Python gets this right

It's worth comparing to Python's approach. Python's standard library has no equivalent to new Date(string). There is no function that takes an arbitrary string and tries to guess whether it contains a date.

datetime.fromisoformat() only accepts ISO 8601. Everything else raises ValueError. datetime.strptime() lets you parse other formats, but it's still very strict. It doesn't even allow extra whitespace.

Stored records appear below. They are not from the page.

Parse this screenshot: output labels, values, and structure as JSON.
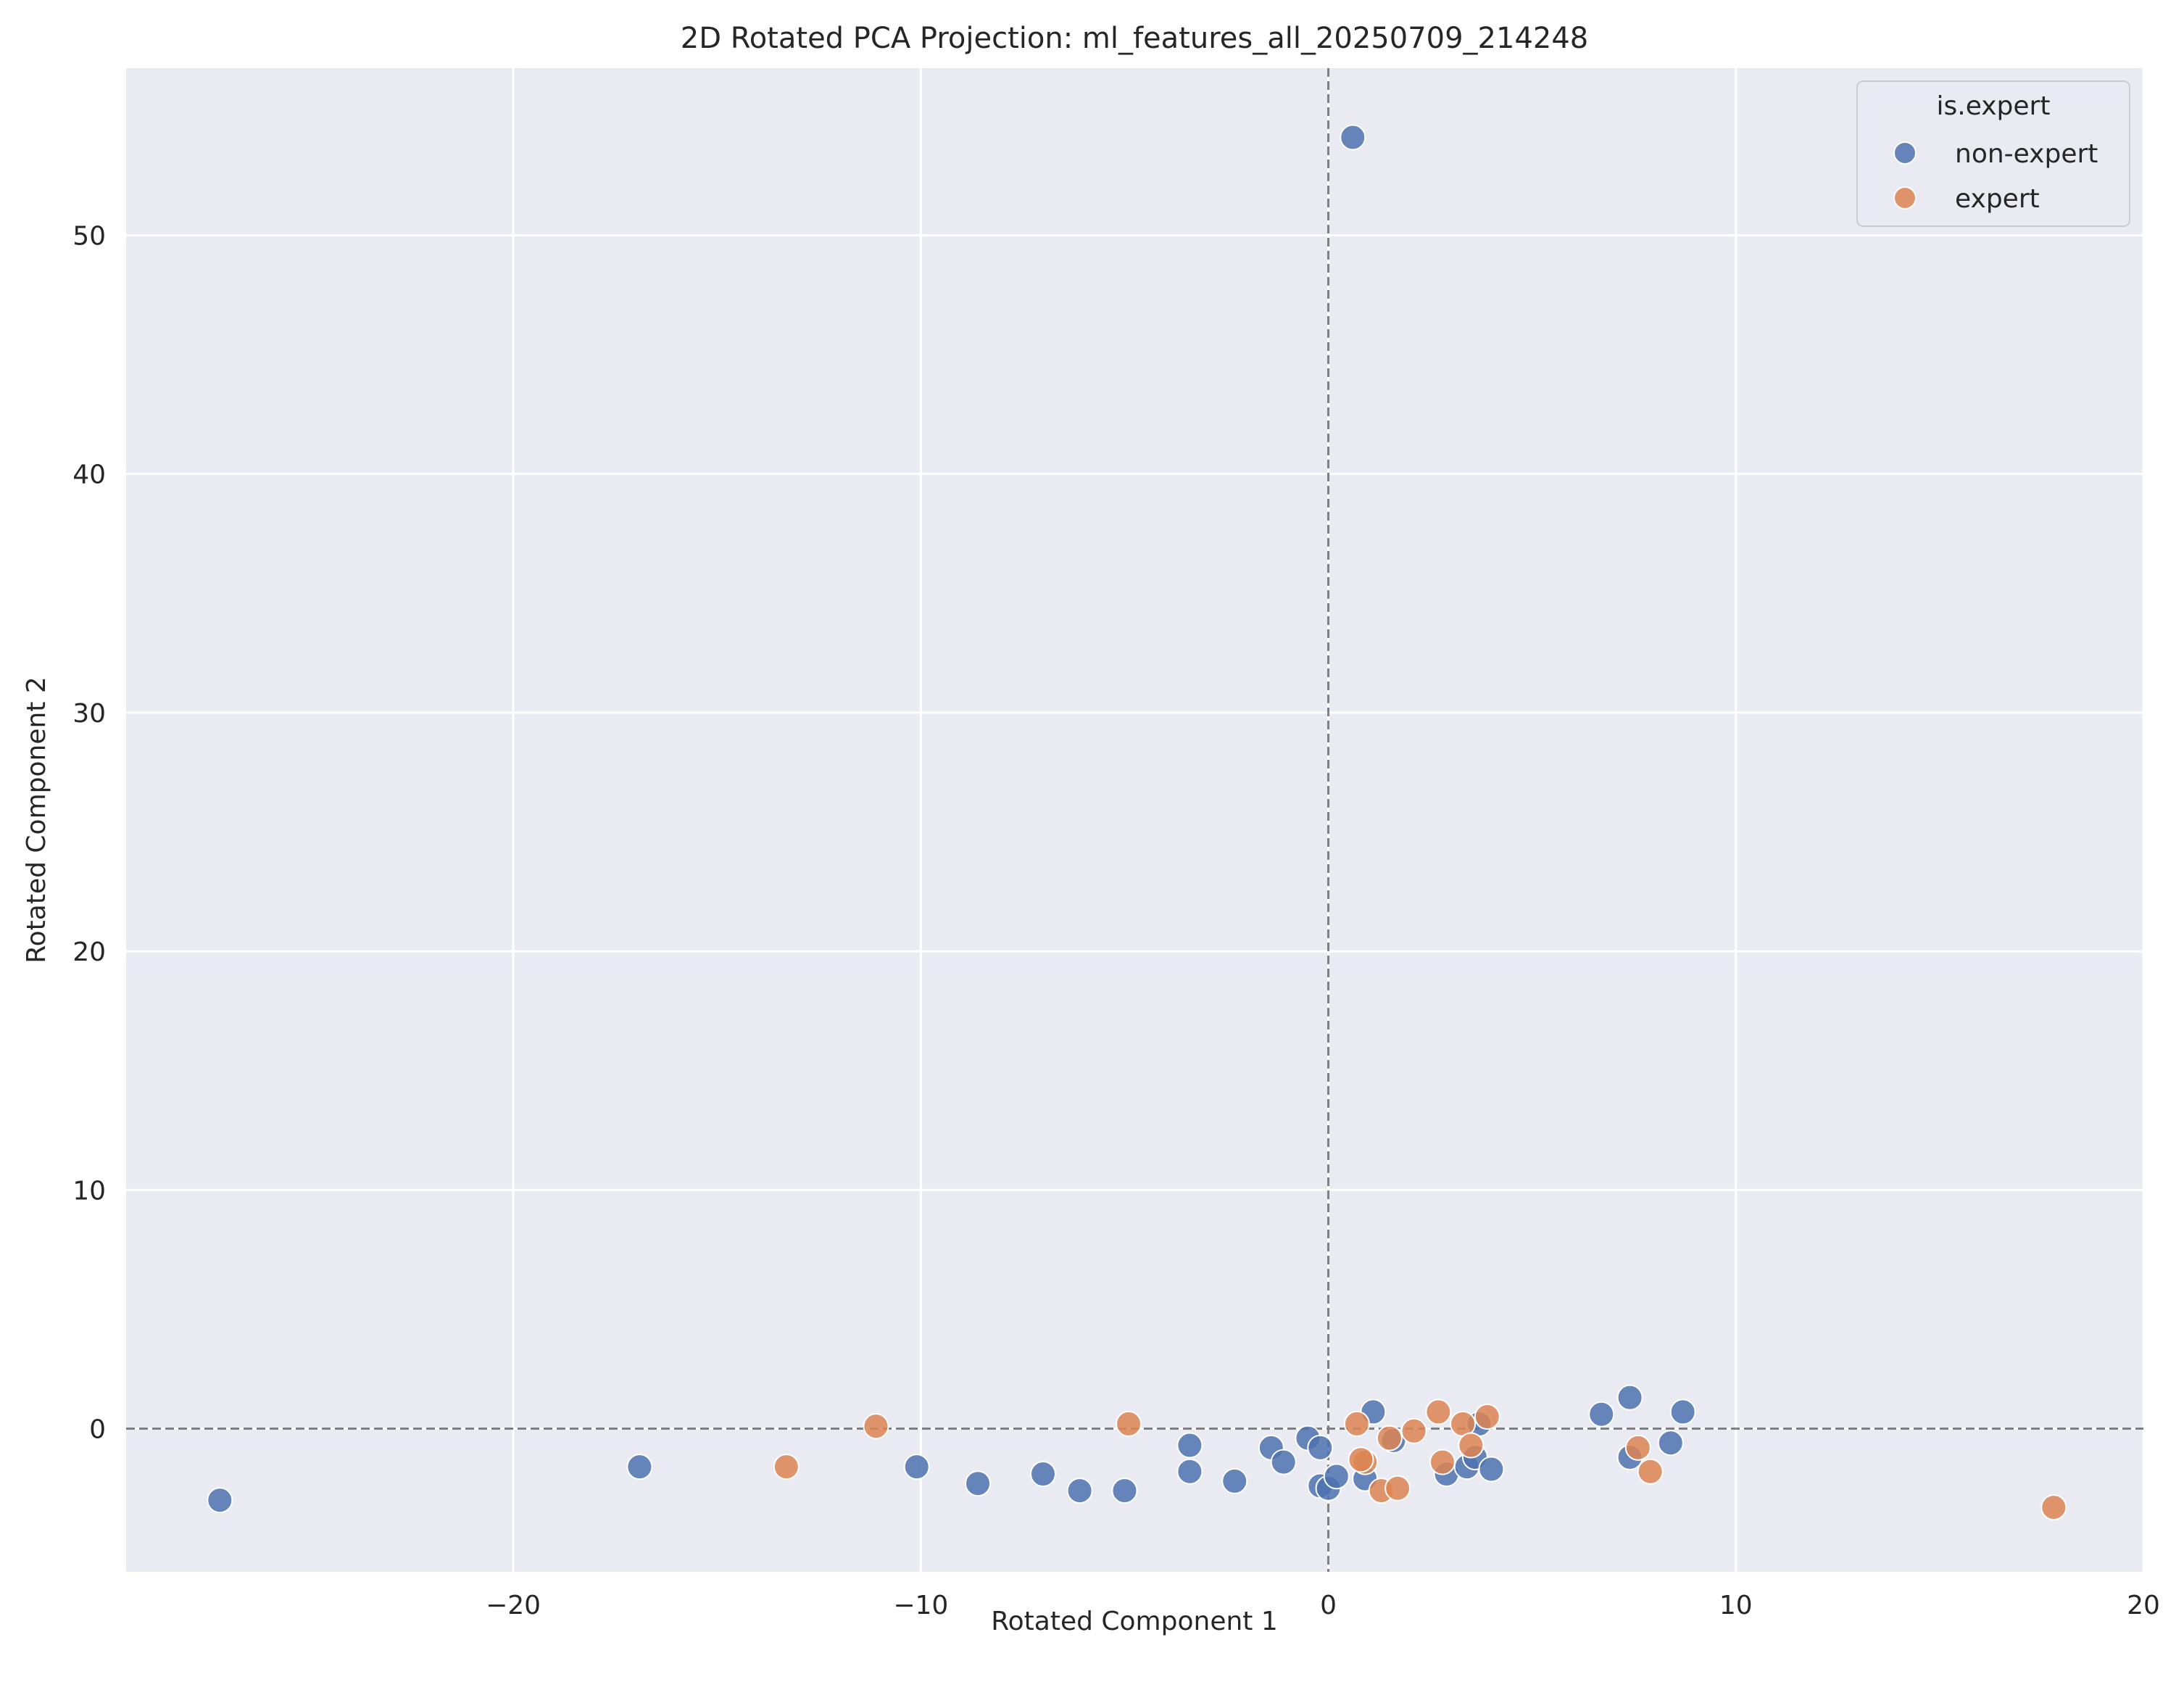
{
  "chart_data": {
    "type": "scatter",
    "title": "2D Rotated PCA Projection: ml_features_all_20250709_214248",
    "xlabel": "Rotated Component 1",
    "ylabel": "Rotated Component 2",
    "xlim": [
      -29.5,
      20
    ],
    "ylim": [
      -6.0,
      57.0
    ],
    "xticks": [
      -20,
      -10,
      0,
      10,
      20
    ],
    "yticks": [
      0,
      10,
      20,
      30,
      40,
      50
    ],
    "xtick_labels": [
      "−20",
      "−10",
      "0",
      "10",
      "20"
    ],
    "ytick_labels": [
      "0",
      "10",
      "20",
      "30",
      "40",
      "50"
    ],
    "grid": true,
    "reference_lines": {
      "x": 0,
      "y": 0,
      "style": "dashed"
    },
    "legend": {
      "title": "is.expert",
      "position": "top-right"
    },
    "series": [
      {
        "name": "non-expert",
        "color": "#4c72b0",
        "points": [
          [
            0.6,
            54.1
          ],
          [
            -27.2,
            -3.0
          ],
          [
            -16.9,
            -1.6
          ],
          [
            -10.1,
            -1.6
          ],
          [
            -8.6,
            -2.3
          ],
          [
            -7.0,
            -1.9
          ],
          [
            -6.1,
            -2.6
          ],
          [
            -5.0,
            -2.6
          ],
          [
            -3.4,
            -0.7
          ],
          [
            -3.4,
            -1.8
          ],
          [
            -2.3,
            -2.2
          ],
          [
            -1.4,
            -0.8
          ],
          [
            -1.1,
            -1.4
          ],
          [
            -0.5,
            -0.4
          ],
          [
            -0.2,
            -0.8
          ],
          [
            -0.2,
            -2.4
          ],
          [
            0.0,
            -2.5
          ],
          [
            0.2,
            -2.0
          ],
          [
            0.9,
            -2.1
          ],
          [
            1.1,
            0.7
          ],
          [
            1.6,
            -0.5
          ],
          [
            2.9,
            -1.9
          ],
          [
            3.4,
            -1.6
          ],
          [
            3.6,
            -1.2
          ],
          [
            3.7,
            0.2
          ],
          [
            4.0,
            -1.7
          ],
          [
            6.7,
            0.6
          ],
          [
            7.4,
            1.3
          ],
          [
            7.4,
            -1.2
          ],
          [
            8.4,
            -0.6
          ],
          [
            8.7,
            0.7
          ]
        ]
      },
      {
        "name": "expert",
        "color": "#dd8452",
        "points": [
          [
            17.8,
            -3.3
          ],
          [
            -13.3,
            -1.6
          ],
          [
            -11.1,
            0.1
          ],
          [
            -4.9,
            0.2
          ],
          [
            0.7,
            0.2
          ],
          [
            0.9,
            -1.4
          ],
          [
            1.3,
            -2.6
          ],
          [
            1.5,
            -0.4
          ],
          [
            1.7,
            -2.5
          ],
          [
            2.1,
            -0.1
          ],
          [
            2.7,
            0.7
          ],
          [
            2.8,
            -1.4
          ],
          [
            3.3,
            0.2
          ],
          [
            3.5,
            -0.7
          ],
          [
            3.9,
            0.5
          ],
          [
            7.6,
            -0.8
          ],
          [
            7.9,
            -1.8
          ],
          [
            0.8,
            -1.3
          ]
        ]
      }
    ]
  }
}
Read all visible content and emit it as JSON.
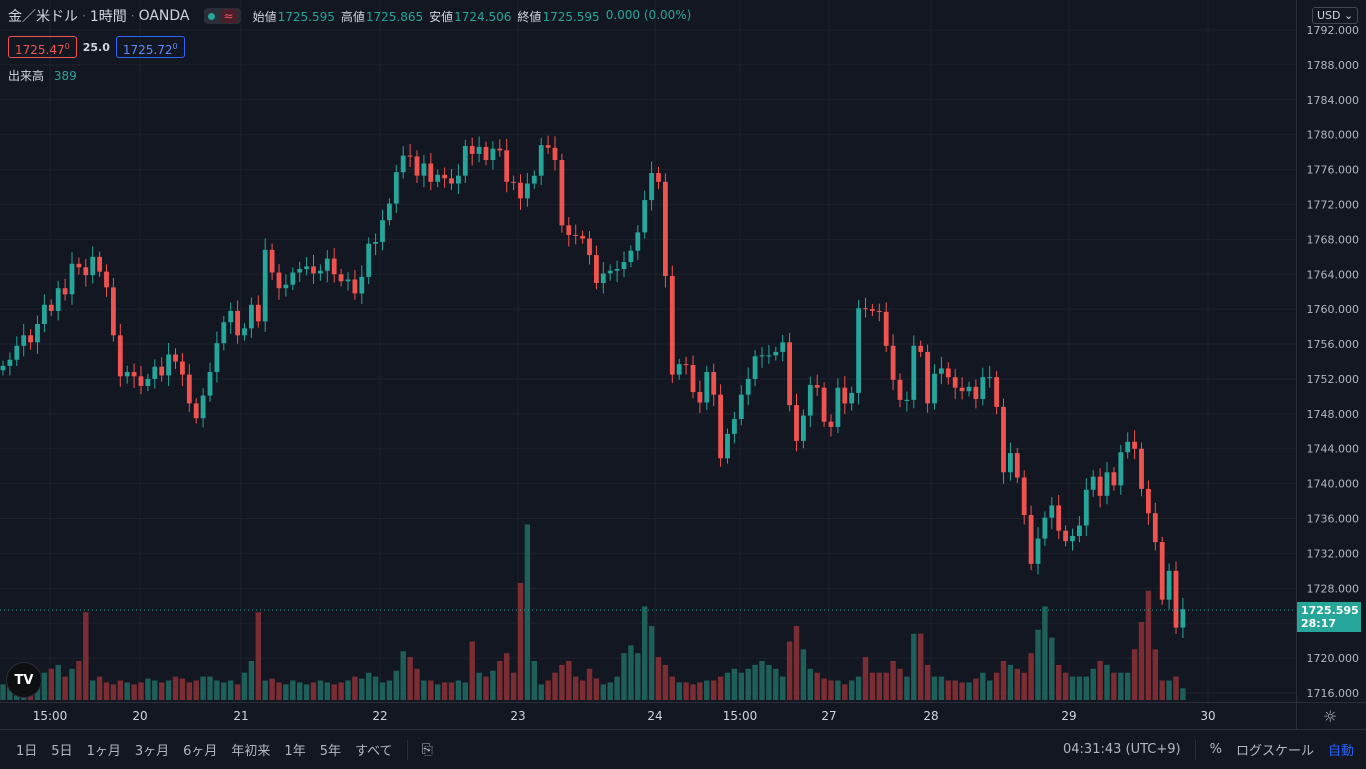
{
  "legend": {
    "symbol": "金／米ドル",
    "interval": "1時間",
    "source": "OANDA",
    "approx_icon": "≈",
    "open_label": "始値",
    "open": "1725.595",
    "high_label": "高値",
    "high": "1725.865",
    "low_label": "安値",
    "low": "1724.506",
    "close_label": "終値",
    "close": "1725.595",
    "change": "0.000 (0.00%)"
  },
  "bid_ask": {
    "bid": "1725.47",
    "bid_sup": "0",
    "spread": "25.0",
    "ask": "1725.72",
    "ask_sup": "0"
  },
  "volume_legend": {
    "label": "出来高",
    "value": "389"
  },
  "logo": "TV",
  "currency": "USD",
  "currency_icon": "chevron-down-icon",
  "last_price": {
    "price": "1725.595",
    "countdown": "28:17"
  },
  "colors": {
    "up": "#26a69a",
    "down": "#ef5350",
    "background": "#131722",
    "grid": "#1e222d"
  },
  "chart_data": {
    "type": "candlestick",
    "y_ticks": [
      "1716.000",
      "1720.000",
      "1724.000",
      "1728.000",
      "1732.000",
      "1736.000",
      "1740.000",
      "1744.000",
      "1748.000",
      "1752.000",
      "1756.000",
      "1760.000",
      "1764.000",
      "1768.000",
      "1772.000",
      "1776.000",
      "1780.000",
      "1784.000",
      "1788.000",
      "1792.000"
    ],
    "x_ticks": [
      "15:00",
      "20",
      "21",
      "22",
      "23",
      "24",
      "15:00",
      "27",
      "28",
      "29",
      "30"
    ],
    "ylim": [
      1716,
      1792
    ],
    "closes": [
      1753.5,
      1754.2,
      1755.8,
      1757.0,
      1756.2,
      1758.3,
      1760.5,
      1759.8,
      1762.4,
      1761.7,
      1765.2,
      1764.8,
      1763.9,
      1766.0,
      1764.3,
      1762.5,
      1757.0,
      1752.3,
      1752.8,
      1752.3,
      1751.2,
      1752.0,
      1753.4,
      1752.4,
      1754.8,
      1754.0,
      1752.5,
      1749.2,
      1747.5,
      1750.1,
      1752.8,
      1756.1,
      1758.5,
      1759.8,
      1757.0,
      1757.8,
      1760.5,
      1758.6,
      1766.8,
      1764.2,
      1762.4,
      1762.8,
      1764.2,
      1764.6,
      1764.9,
      1764.1,
      1764.4,
      1765.8,
      1764.0,
      1763.2,
      1763.4,
      1761.8,
      1763.7,
      1767.5,
      1767.7,
      1770.2,
      1772.1,
      1775.7,
      1777.6,
      1777.5,
      1775.3,
      1776.7,
      1774.6,
      1775.4,
      1775.0,
      1774.4,
      1775.3,
      1778.7,
      1777.8,
      1778.6,
      1777.1,
      1778.4,
      1778.2,
      1774.6,
      1774.5,
      1772.7,
      1774.4,
      1775.3,
      1778.8,
      1778.5,
      1777.1,
      1769.6,
      1768.5,
      1768.4,
      1768.1,
      1766.2,
      1763.0,
      1764.1,
      1764.4,
      1764.6,
      1765.4,
      1766.7,
      1768.8,
      1772.5,
      1775.6,
      1774.6,
      1763.8,
      1752.5,
      1753.7,
      1753.6,
      1750.5,
      1749.3,
      1752.8,
      1750.2,
      1742.9,
      1745.7,
      1747.4,
      1750.2,
      1752.0,
      1754.6,
      1754.7,
      1754.7,
      1755.1,
      1756.2,
      1749.0,
      1744.9,
      1747.8,
      1751.3,
      1751.0,
      1747.1,
      1746.5,
      1751.0,
      1749.2,
      1750.4,
      1760.1,
      1760.0,
      1759.8,
      1759.7,
      1755.8,
      1751.9,
      1749.6,
      1749.6,
      1755.8,
      1755.1,
      1749.2,
      1752.6,
      1753.2,
      1752.2,
      1751.0,
      1750.6,
      1751.1,
      1749.7,
      1752.2,
      1752.2,
      1748.8,
      1741.3,
      1743.5,
      1740.7,
      1736.4,
      1730.8,
      1733.7,
      1736.1,
      1737.5,
      1734.6,
      1733.4,
      1734.0,
      1735.2,
      1739.3,
      1740.8,
      1738.6,
      1741.3,
      1739.8,
      1743.6,
      1744.8,
      1744.0,
      1739.4,
      1736.6,
      1733.3,
      1726.7,
      1730.0,
      1723.5,
      1725.6
    ],
    "volume_max_label": "",
    "volumes": [
      8,
      9,
      10,
      12,
      11,
      10,
      14,
      16,
      18,
      12,
      16,
      20,
      45,
      10,
      12,
      9,
      8,
      10,
      9,
      8,
      9,
      11,
      10,
      9,
      10,
      12,
      11,
      9,
      10,
      12,
      12,
      10,
      9,
      10,
      8,
      14,
      20,
      45,
      10,
      11,
      9,
      8,
      10,
      9,
      8,
      9,
      10,
      9,
      8,
      9,
      10,
      12,
      11,
      14,
      12,
      9,
      10,
      15,
      25,
      22,
      16,
      10,
      10,
      8,
      9,
      9,
      10,
      9,
      30,
      14,
      12,
      15,
      20,
      24,
      14,
      60,
      90,
      20,
      8,
      10,
      14,
      18,
      20,
      12,
      10,
      16,
      11,
      8,
      9,
      12,
      24,
      28,
      24,
      48,
      38,
      22,
      18,
      12,
      9,
      9,
      8,
      9,
      10,
      10,
      12,
      14,
      16,
      14,
      16,
      18,
      20,
      18,
      16,
      12,
      30,
      38,
      26,
      16,
      14,
      11,
      10,
      10,
      8,
      10,
      12,
      22,
      14,
      14,
      14,
      20,
      16,
      12,
      34,
      34,
      18,
      12,
      12,
      10,
      10,
      9,
      9,
      11,
      14,
      10,
      14,
      20,
      18,
      16,
      14,
      24,
      36,
      48,
      32,
      18,
      14,
      12,
      12,
      12,
      16,
      20,
      18,
      14,
      14,
      14,
      26,
      40,
      56,
      26,
      10,
      10,
      12,
      6
    ]
  },
  "time_axis_icon": "gear-icon",
  "toolbar": {
    "ranges": [
      "1日",
      "5日",
      "1ヶ月",
      "3ヶ月",
      "6ヶ月",
      "年初来",
      "1年",
      "5年",
      "すべて"
    ],
    "compare_icon": "date-range-icon",
    "time": "04:31:43 (UTC+9)",
    "percent": "%",
    "log": "ログスケール",
    "auto": "自動"
  }
}
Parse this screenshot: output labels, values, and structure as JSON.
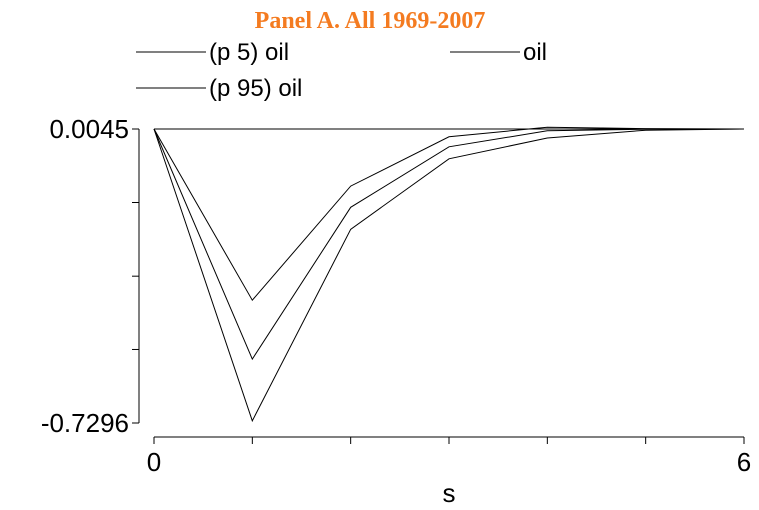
{
  "chart_data": {
    "type": "line",
    "title": "Panel A. All 1969-2007",
    "xlabel": "s",
    "ylabel": "",
    "x": [
      0,
      1,
      2,
      3,
      4,
      5,
      6
    ],
    "xlim": [
      0,
      6
    ],
    "ylim": [
      -0.7296,
      0.0045
    ],
    "x_tick_labels": [
      "0",
      "6"
    ],
    "y_tick_labels": [
      "0.0045",
      "-0.7296"
    ],
    "x_tick_values": [
      0,
      1,
      2,
      3,
      4,
      5,
      6
    ],
    "y_tick_values": [
      0.0045,
      -0.179,
      -0.363,
      -0.546,
      -0.7296
    ],
    "series": [
      {
        "name": "(p 5) oil",
        "values": [
          0.0045,
          -0.423,
          -0.138,
          -0.015,
          0.009,
          0.0055,
          0.0045
        ]
      },
      {
        "name": "oil",
        "values": [
          0.0045,
          -0.57,
          -0.191,
          -0.04,
          0.0,
          0.004,
          0.0045
        ]
      },
      {
        "name": "(p 95) oil",
        "values": [
          0.0045,
          -0.724,
          -0.246,
          -0.07,
          -0.018,
          0.0015,
          0.0045
        ]
      }
    ],
    "horizontal_reference_line": 0.0045,
    "legend": {
      "placement": "top",
      "columns": 2
    },
    "grid": false,
    "line_color": "#000000",
    "title_color": "#f47b20"
  }
}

This follows the Zen of Python: "In the face of ambiguity, refuse the temptation to guess." JavaScript's legacy date parser takes the opposite approach, guessing aggressively and silently returning plausible-looking wrong answers. A loud error is almost always preferable to a silent wrong answer.

Picking up the pieces

Only call new Date(string) when you control the input format and know it will be parsed the way you expect. For user-supplied data, validate the format with a regex first or use a strict parser like date-fns's parseISO(). Don't treat the Date constructor as a validator.

And if you're designing what will become the world's most popular programming language, at least make the date parser reject TV show titles.